May 8th, 2011 11:31 EST
UN Committee on Information Calls for Greater Emphasis on Multilingualism
The United Nations body tasked with examining the Organization`s public information policies and promoting a just, effective global information and communications order called on the Department of Public Information (DPI) today to bolster multilingualism, efficiency and local outreach to heighten awareness of critical international issues.
In a resolution unanimously adopted on the last day of its two-week session, the 113-member Committee on Information reaffirmed that the UN voice must be heard in a clear and effective manner " and reach the widest possible spectrum of audiences " in all corners of the world.
The Millennium Development Goals (MDGs), the internationally agreed series of social and economic targets, and the impact of climate change and the global economic crisis on sustainable development must remain the focus of communications campaigns, the resolution said.
The committee called for sufficient resources to make DPI truly multilingual, with documents and web pages available in all of the Organization`s six official languages to gain parity with English. The other official languages are Arabic, Chinese, French, Russian and Spanish.
The committee also asked DPI to work more closely with the Office of Information and Communications Technology to ensure that non-Latin and bidirectional scripts were fully supported technologically.

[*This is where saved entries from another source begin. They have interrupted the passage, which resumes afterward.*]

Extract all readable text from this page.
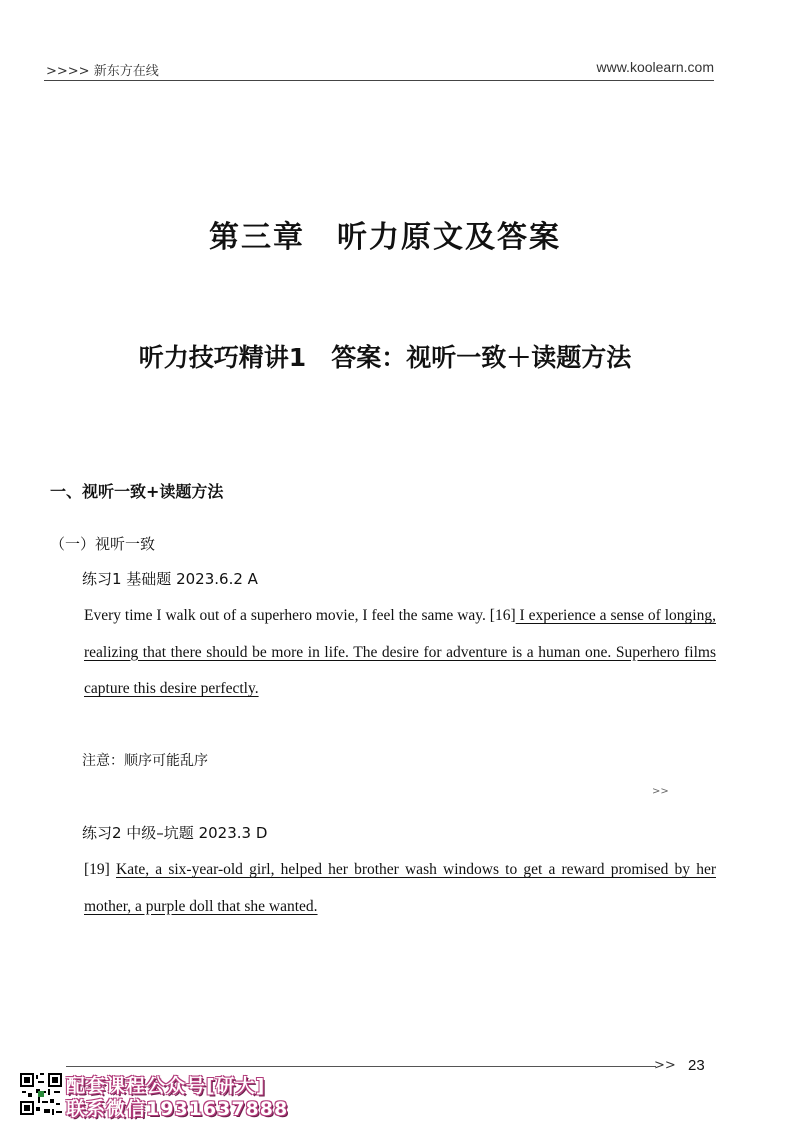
>>>> 新东方在线	www.koolearn.com
第三章　听力原文及答案
听力技巧精讲1　答案：视听一致＋读题方法
一、视听一致+读题方法
（一）视听一致
练习1 基础题 2023.6.2 A
Every time I walk out of a superhero movie, I feel the same way. [16] I experience a sense of longing, realizing that there should be more in life. The desire for adventure is a human one. Superhero films capture this desire perfectly.
注意：顺序可能乱序
>>
练习2 中级–坑题 2023.3 D
[19] Kate, a six-year-old girl, helped her brother wash windows to get a reward promised by her mother, a purple doll that she wanted.
>> 23
配套课程公众号[研大]
联系微信1931637888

UN Information Centres (UNICs) around the world, many of which faced budgetary constraints, should be strengthened, especially in Africa, according to the committee. It called on Secretary-General Ban Ki-moon to work with Angola to finally set up a UNIC in Luanda, as instructed by the General Assembly in December 2009.
In the text, the committee also expressed concerns over the consequences of the digital and communications gap between the developed and developing world. To rectify that, it urged countries and the UN to help developing nations improve communications infrastructure and expand Internet use, saying the move would benefit societies and economies.